Low Inventory Angers John Deere Customers

Some farmers bolt as recovery catches the equipment maker short

"I suspect we can lose at least half a dozen deals a month"

Jay Armstrong just broke a 50-year family tradition at his Kansas farm: He bought his first major piece of equipment that's not a John Deere brand. The Italian-made corn harvesting combine attachment Armstrong ordered from Dragotec USA will arrive in May. The same $59,000 part from Deere (DE) wouldn't have been delivered until August. "I used to be blind to all colors but [Deere's] green and yellow," he says. "My color blindness is now gone."

In recent years, Deere has been focusing on becoming a build-to-order company. That bolstered prices and profit because keeping smaller stockpiles on hand reduces the amount of materials and working capital a company needs. But production cuts and the tightest inventories in the industry have led to a shortage of Deere equipment as the farm economy is strengthening. And that's pushing customers such as Armstrong toward competitors.

Deere shrank its inventory 28% in the 12 months ended on Jan. 31. As a percentage of sales in the most recent reported 12 months, Deere's inventory was just 12.3%, the lowest among 15 farm and construction equipment makers, including Agco (AGCO) and Caterpillar (CAT). Fewer products have big implications for the company's dealers. "It means I am losing market share," says Larry Southard, co-owner of a central Iowa dealership that gets 90% of its sales from Deere gear. He figures his dealership's sales would be up to 20% higher this year if it had enough inventory to meet customer demand and products were shipped more quickly. "I suspect we can lose at least half a dozen deals a month," Southard says.

One reason: A farmer who recently has ordered a tractor for crops such as corn and soybeans, which are harvested starting in September, may not be able to get the equipment until December or January, he says.
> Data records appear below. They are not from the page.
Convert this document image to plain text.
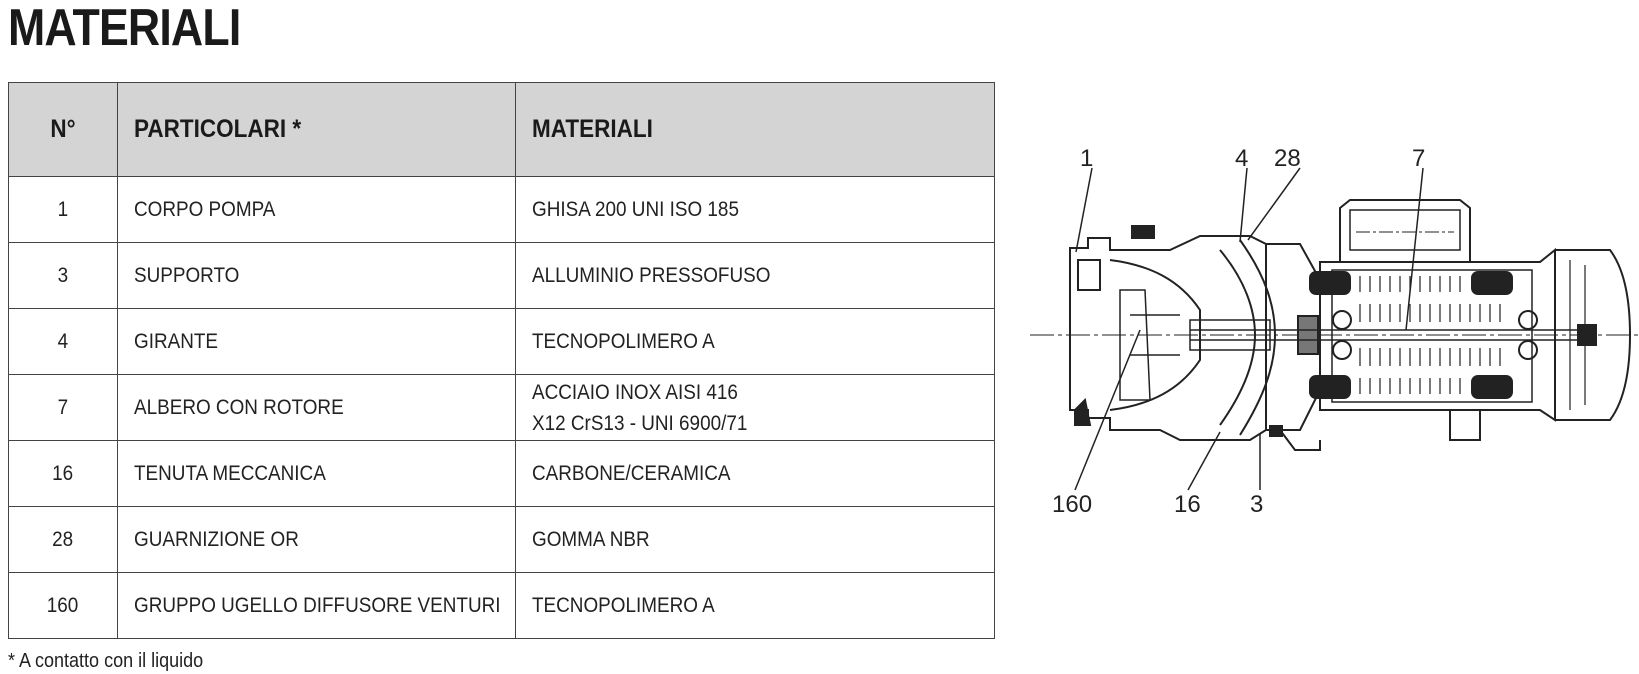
MATERIALI
N°	PARTICOLARI *	MATERIALI
1	CORPO POMPA	GHISA 200 UNI ISO 185
3	SUPPORTO	ALLUMINIO PRESSOFUSO
4	GIRANTE	TECNOPOLIMERO A
7	ALBERO CON ROTORE	ACCIAIO INOX AISI 416
X12 CrS13 - UNI 6900/71

16	TENUTA MECCANICA	CARBONE/CERAMICA
28	GUARNIZIONE OR	GOMMA NBR
160	GRUPPO UGELLO DIFFUSORE VENTURI	TECNOPOLIMERO A
* A contatto con il liquido
1	4 28	7
160	16 3
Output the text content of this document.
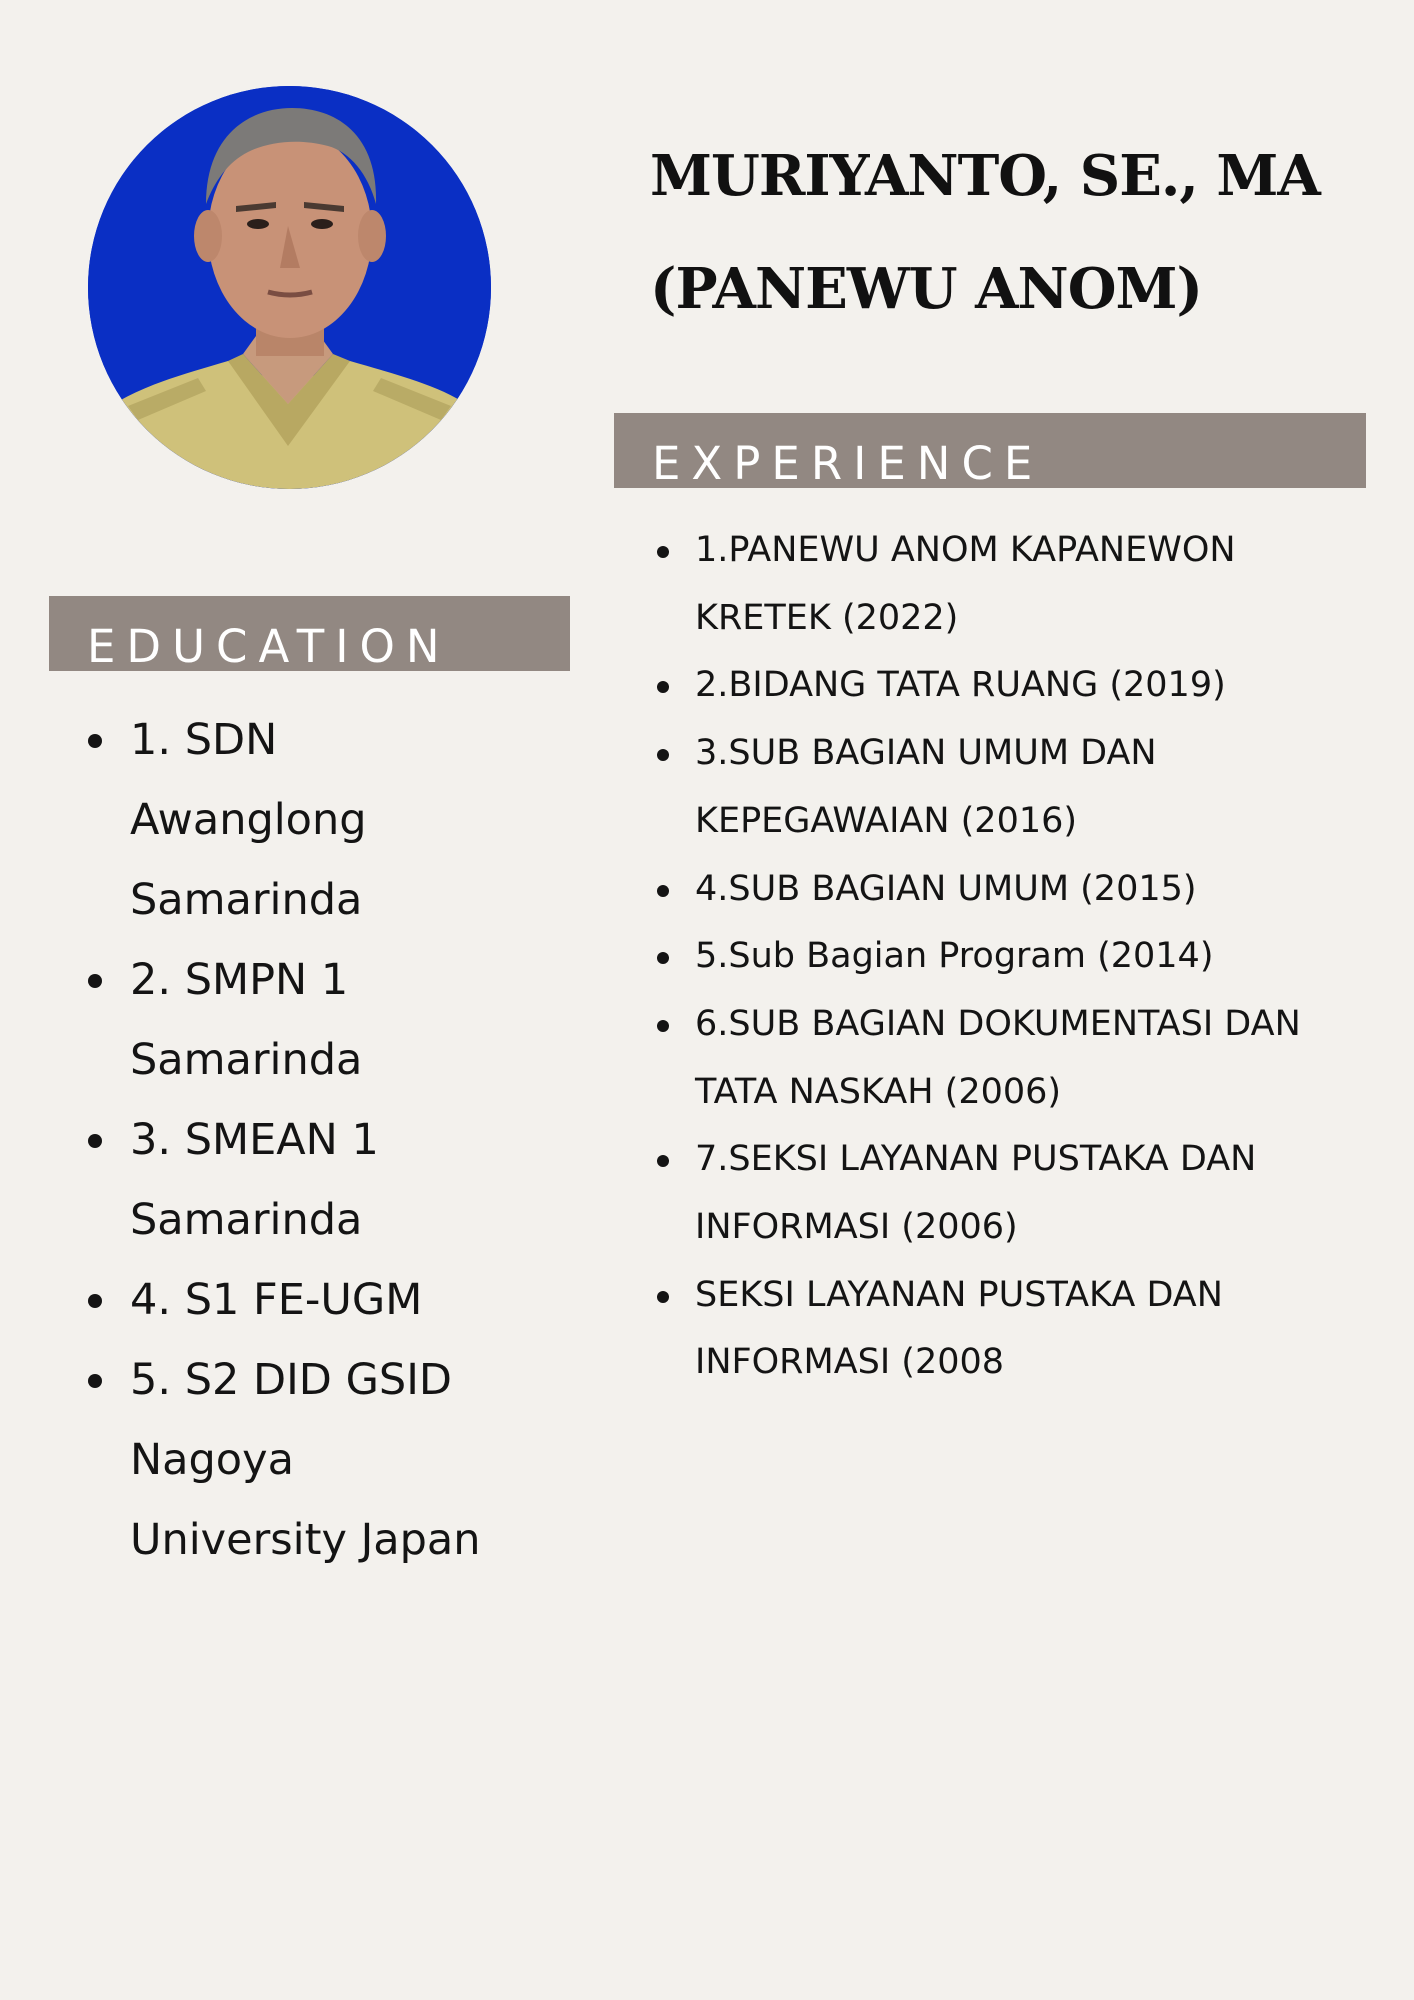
MURIYANTO, SE., MA
(PANEWU ANOM)
EXPERIENCE
1.PANEWU ANOM KAPANEWON KRETEK (2022)
2.BIDANG TATA RUANG (2019)
3.SUB BAGIAN UMUM DAN KEPEGAWAIAN (2016)
4.SUB BAGIAN UMUM (2015)
5.Sub Bagian Program (2014)
6.SUB BAGIAN DOKUMENTASI DAN TATA NASKAH (2006)
7.SEKSI LAYANAN PUSTAKA DAN INFORMASI (2006)
SEKSI LAYANAN PUSTAKA DAN INFORMASI (2008
EDUCATION
1. SDN Awanglong Samarinda
2. SMPN 1 Samarinda
3. SMEAN 1 Samarinda
4. S1 FE-UGM
5. S2 DID GSID Nagoya University Japan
Ken Golden, a spokesman for Moline (Ill.)-based Deere, says the manufacturer's "intense focus" on managing inventory has improved its financial performance and has allowed it to design better products for customers. Deere's sharp-penciled ways certainly helped temper the hit to its profits during the recession, when sales declined for some equipment makers. Deere's 52% decline in trailing 12-month profit was smaller than Agco's 65% drop and Caterpillar's 75% plunge. "Deere is likely a little ahead [in managing its stocks]," says UBS (UBS) analyst Henry Kirn, because it has "focused on taking inventories out of the channel and becoming leaner over time."

Deere Chief Financial Officer James M. Field said on a Feb. 18 conference call that the company had been too pessimistic about the effect of the global recession on North American farmers. In November, Deere predicted its net sales would decline about 1% in the year ahead after dropping 19% in the 12 months ended Oct. 31. Deere expected production tonnage to decrease 3%. In February the company revised its outlook upward, forecasting sales to increase up to 8% in 2010 as gains in farm cash receipts rise far more than expected.

Deere's Golden says the company is boosting production to match the improved orders. Still, Kansas farmer Armstrong says bad feelings may linger as a result of the company's inventory squeeze. "Deere's business plan of trying to control the supply vs. selling a product and providing a service is going to come back and haunt them," he says.

The bottom line: Inventory management is crucial in a slump. But maximizing profit without forgoing future sales is difficult as business strengthens.